O contraste com a América Latina aparece com força nos números de longo prazo. Entre 1966 e 2004, o Produto Interno Bruto (PIB) por habitante do Leste da Ásia e do Pacífico aumentou 5,77% ao ano. Na América Latina e no Caribe, só 1,46%.

Em 34 anos desse período, o crescimento do PIB per capita superou 2% anuais na Ásia. Nos latino-americanos, isso ocorreu em apenas 14 anos. Há quatro décadas, a economia latino-americana era a mais forte, fora do mundo desenvolvido. Hoje, perde de longe para a asiática. De 1990 até o presente, o PIB conjunto dos emergentes do Leste da Ásia passou de US$ 1,2 trilhão para US$ 4 trilhões. Todo o PIB latino-americano deve ficar próximo de US$ 2 trilhões, pelas medidas convencionais.

Com a elevação da renda, as pessoas tendem a diversificar a demanda. Isso pode levar a uma diversificação da oferta interna. Mas o crescimento tende a ser mais veloz e seguro quando há especialização e escala, observam os autores do estudo.

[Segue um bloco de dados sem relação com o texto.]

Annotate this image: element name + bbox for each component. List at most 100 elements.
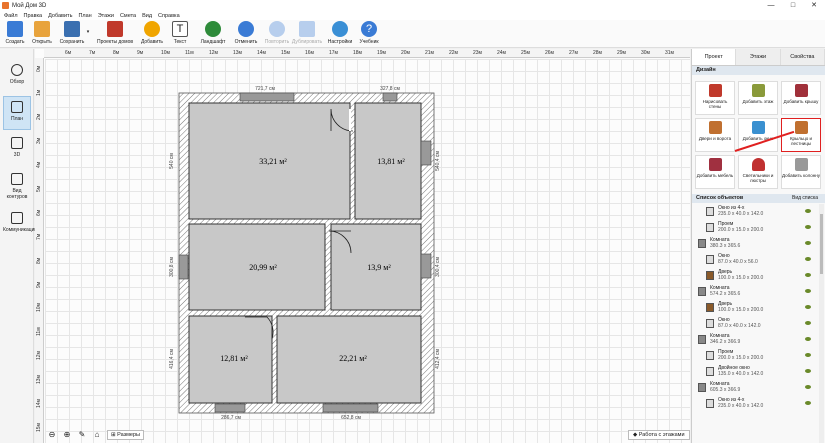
ruler-icon[interactable]: ✎: [77, 430, 87, 440]
sizes-button[interactable]: ⊞ Размеры: [107, 430, 144, 440]
list-item[interactable]: Двойное окно 135.0 x 40.0 x 142.0: [692, 364, 825, 380]
plan-canvas[interactable]: 6м 7м 8м 9м 10м 11м 12м 13м 14м 15м 16м …: [35, 49, 690, 443]
nav-contours[interactable]: Вид контуров: [3, 169, 31, 207]
menu-help[interactable]: Справка: [158, 13, 180, 19]
window-bottom-right[interactable]: [322, 403, 379, 413]
room-icon: [698, 383, 706, 392]
visibility-icon[interactable]: [805, 369, 811, 373]
room-area-label: 13,9 м²: [367, 263, 391, 272]
landscape-button[interactable]: Ландшафт: [198, 21, 228, 45]
design-grid: Нарисовать стены Добавить этаж Добавить …: [692, 75, 825, 189]
menu-edit[interactable]: Правка: [24, 13, 43, 19]
save-dropdown-chevron-icon[interactable]: ▾: [86, 29, 90, 35]
window-left[interactable]: [178, 254, 189, 280]
visibility-icon[interactable]: [805, 401, 811, 405]
nav-plan[interactable]: План: [3, 96, 31, 130]
door-icon: [706, 271, 714, 280]
menu-view[interactable]: Вид: [142, 13, 152, 19]
nav-communications[interactable]: Коммуникации: [3, 208, 37, 246]
door-icon: [708, 121, 722, 134]
list-item[interactable]: Комната 346.2 x 366.9: [692, 332, 825, 348]
title-bar: Мой Дом 3D: [0, 0, 825, 11]
zoom-in-icon[interactable]: ⊕: [62, 430, 72, 440]
toolbar: Создать Открыть Сохранить ▾ Проекты домо…: [0, 20, 825, 48]
object-size: 100.0 x 15.0 x 200.0: [718, 306, 764, 313]
visibility-icon[interactable]: [805, 305, 811, 309]
add-roof-button[interactable]: Добавить крышу: [781, 81, 821, 115]
window-right-middle[interactable]: [420, 253, 432, 279]
add-floor-button[interactable]: Добавить этаж: [738, 81, 778, 115]
menu-estimate[interactable]: Смета: [120, 13, 136, 19]
add-button[interactable]: Добавить: [140, 21, 164, 45]
new-doc-icon: [7, 21, 23, 37]
save-button[interactable]: Сохранить: [58, 21, 86, 45]
text-button[interactable]: T Текст: [170, 21, 190, 45]
home-icon[interactable]: ⌂: [92, 430, 102, 440]
tree-icon: [205, 21, 221, 37]
house-projects-button[interactable]: Проекты домов: [96, 21, 134, 45]
visibility-icon[interactable]: [805, 385, 811, 389]
scrollbar-thumb[interactable]: [820, 214, 823, 274]
visibility-icon[interactable]: [805, 353, 811, 357]
window-icon: [706, 255, 714, 264]
list-item[interactable]: Проем 200.0 x 15.0 x 200.0: [692, 348, 825, 364]
menu-add[interactable]: Добавить: [48, 13, 72, 19]
nav-3d[interactable]: 3D: [3, 133, 31, 167]
visibility-icon[interactable]: [805, 273, 811, 277]
add-icon: [144, 21, 160, 37]
doors-gates-button[interactable]: Двери и ворота: [695, 118, 735, 152]
draw-walls-button[interactable]: Нарисовать стены: [695, 81, 735, 115]
menu-floors[interactable]: Этажи: [98, 13, 114, 19]
objects-scrollbar[interactable]: [819, 204, 824, 443]
zoom-out-icon[interactable]: ⊖: [47, 430, 57, 440]
tutorial-button[interactable]: ? Учебник: [357, 21, 381, 45]
list-item[interactable]: Дверь 100.0 x 15.0 x 200.0: [692, 268, 825, 284]
visibility-icon[interactable]: [805, 257, 811, 261]
list-item[interactable]: Комната 380.3 x 365.6: [692, 236, 825, 252]
list-item[interactable]: Окно 87.0 x 40.0 x 56.0: [692, 252, 825, 268]
list-item[interactable]: Окно из 4-х 235.0 x 40.0 x 142.0: [692, 396, 825, 412]
visibility-icon[interactable]: [805, 209, 811, 213]
lamps-button[interactable]: Светильники и люстры: [738, 155, 778, 189]
tab-floors[interactable]: Этажи: [736, 49, 781, 65]
maximize-button[interactable]: □: [782, 0, 804, 11]
list-item[interactable]: Комната 605.3 x 366.9: [692, 380, 825, 396]
window-top-right[interactable]: [382, 92, 398, 102]
redo-button[interactable]: Повторить: [262, 21, 292, 45]
undo-button[interactable]: Отменить: [232, 21, 260, 45]
list-item[interactable]: Дверь 100.0 x 15.0 x 200.0: [692, 300, 825, 316]
list-item[interactable]: Комната 574.2 x 365.6: [692, 284, 825, 300]
dimension-label: 327,8 см: [380, 86, 400, 92]
list-view-toggle[interactable]: Вид списка: [792, 194, 818, 203]
settings-button[interactable]: Настройки: [326, 21, 354, 45]
door-icon: [706, 303, 714, 312]
visibility-icon[interactable]: [805, 337, 811, 341]
window-icon: [706, 319, 714, 328]
add-furniture-button[interactable]: Добавить мебель: [695, 155, 735, 189]
close-button[interactable]: ✕: [803, 0, 825, 11]
list-item[interactable]: Окно 87.0 x 40.0 x 142.0: [692, 316, 825, 332]
visibility-icon[interactable]: [805, 241, 811, 245]
visibility-icon[interactable]: [805, 321, 811, 325]
work-with-floors-button[interactable]: ◆ Работа с этажами: [628, 430, 690, 440]
nav-overview[interactable]: Обзор: [3, 60, 31, 94]
menu-file[interactable]: Файл: [4, 13, 18, 19]
open-button[interactable]: Открыть: [30, 21, 54, 45]
window-bottom-left[interactable]: [214, 403, 246, 413]
dimension-label: 286,7 см: [221, 415, 241, 421]
object-size: 200.0 x 15.0 x 200.0: [718, 226, 764, 233]
window-right-upper[interactable]: [420, 140, 432, 166]
minimize-button[interactable]: —: [760, 0, 782, 11]
create-button[interactable]: Создать: [4, 21, 26, 45]
list-item[interactable]: Окно из 4-х 235.0 x 40.0 x 142.0: [692, 204, 825, 220]
visibility-icon[interactable]: [805, 289, 811, 293]
window-top-left[interactable]: [239, 92, 295, 102]
tab-properties[interactable]: Свойства: [780, 49, 825, 65]
visibility-icon[interactable]: [805, 225, 811, 229]
dimension-label: 721,7 см: [255, 86, 275, 92]
tab-project[interactable]: Проект: [692, 49, 737, 65]
add-column-button[interactable]: Добавить колонну: [781, 155, 821, 189]
list-item[interactable]: Проем 200.0 x 15.0 x 200.0: [692, 220, 825, 236]
duplicate-button[interactable]: Дублировать: [290, 21, 324, 45]
menu-plan[interactable]: План: [78, 13, 91, 19]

O Leste da Ásia aproxima-se dessa encruzilhada.

Outro problema é que as economias em desenvolvimento, quando atingem certo nível de modernização, ficam espremidas entre as do Primeiro Mundo, que dominam a tecnologia mais avançada, e as menos desenvolvidas, que dispõem de mão-de-obra mais barata. As do Leste da Ásia estão conseguindo contornar esses problemas porque investiram em tecnologia e em educação.

A abertura e a regionalização foram fatores decisivos para o crescimento da região. A abertura dos mercados e a busca da eficiência estimularam o comércio intra-regional. A experiência do Leste da Ásia e do Pacífico é descrita como regionalização e não como regionalismo. Redes de produção criaram forte dependência entre os países. As multinacionais japonesas dirigem mais de 80% de suas exportações de filiais na Ásia para outros países da região. Além disso, 95% de suas importações provêm de indústrias na Ásia. A abertura de mercado entre os países da área tem sido um importante fator de atração de investimento.

Também nesse aspecto há um contraste com a América Latina. Entre 1990 e 2003, o comércio intra-regional cresceu de 42% para 54% do total no Leste da Ásia, de 37% para 45% no Nafta (América do Norte caiu de 65% para 60% na União Européia e subiu de 10% para modestos 15% no Mercosul. Embora o Mercosul seja uma união aduaneira, a idéia das cadeias produtivas pouco avançou e a integração industrial entre os sócios permanece baixa.

O relatório aponta, no entanto, importante semelhança entre os emergentes do Leste da Ásia e os latino-americanos. 'Com exclusão de Cingapura e Hong Kong, a corrupção no Leste da Ásia é alta, comparável com a da América Latina, e talvez tenha crescido recentemente'.

Mas, se esse é o caso, como explicar a coexistência do crescimento econômico com altos níveis de corrupção? O relatório cita hipótese formulada por cientistas políticos. Como a corrupção é centralizada e organizada, é possível tirar dinheiro das empresas com suficiente cuidado para que não quebrem nem vão embora para outro país.

Com a democratização, no entanto, a corrupção tornou-se menos organizada e menos visível como alvo para a indignação pública.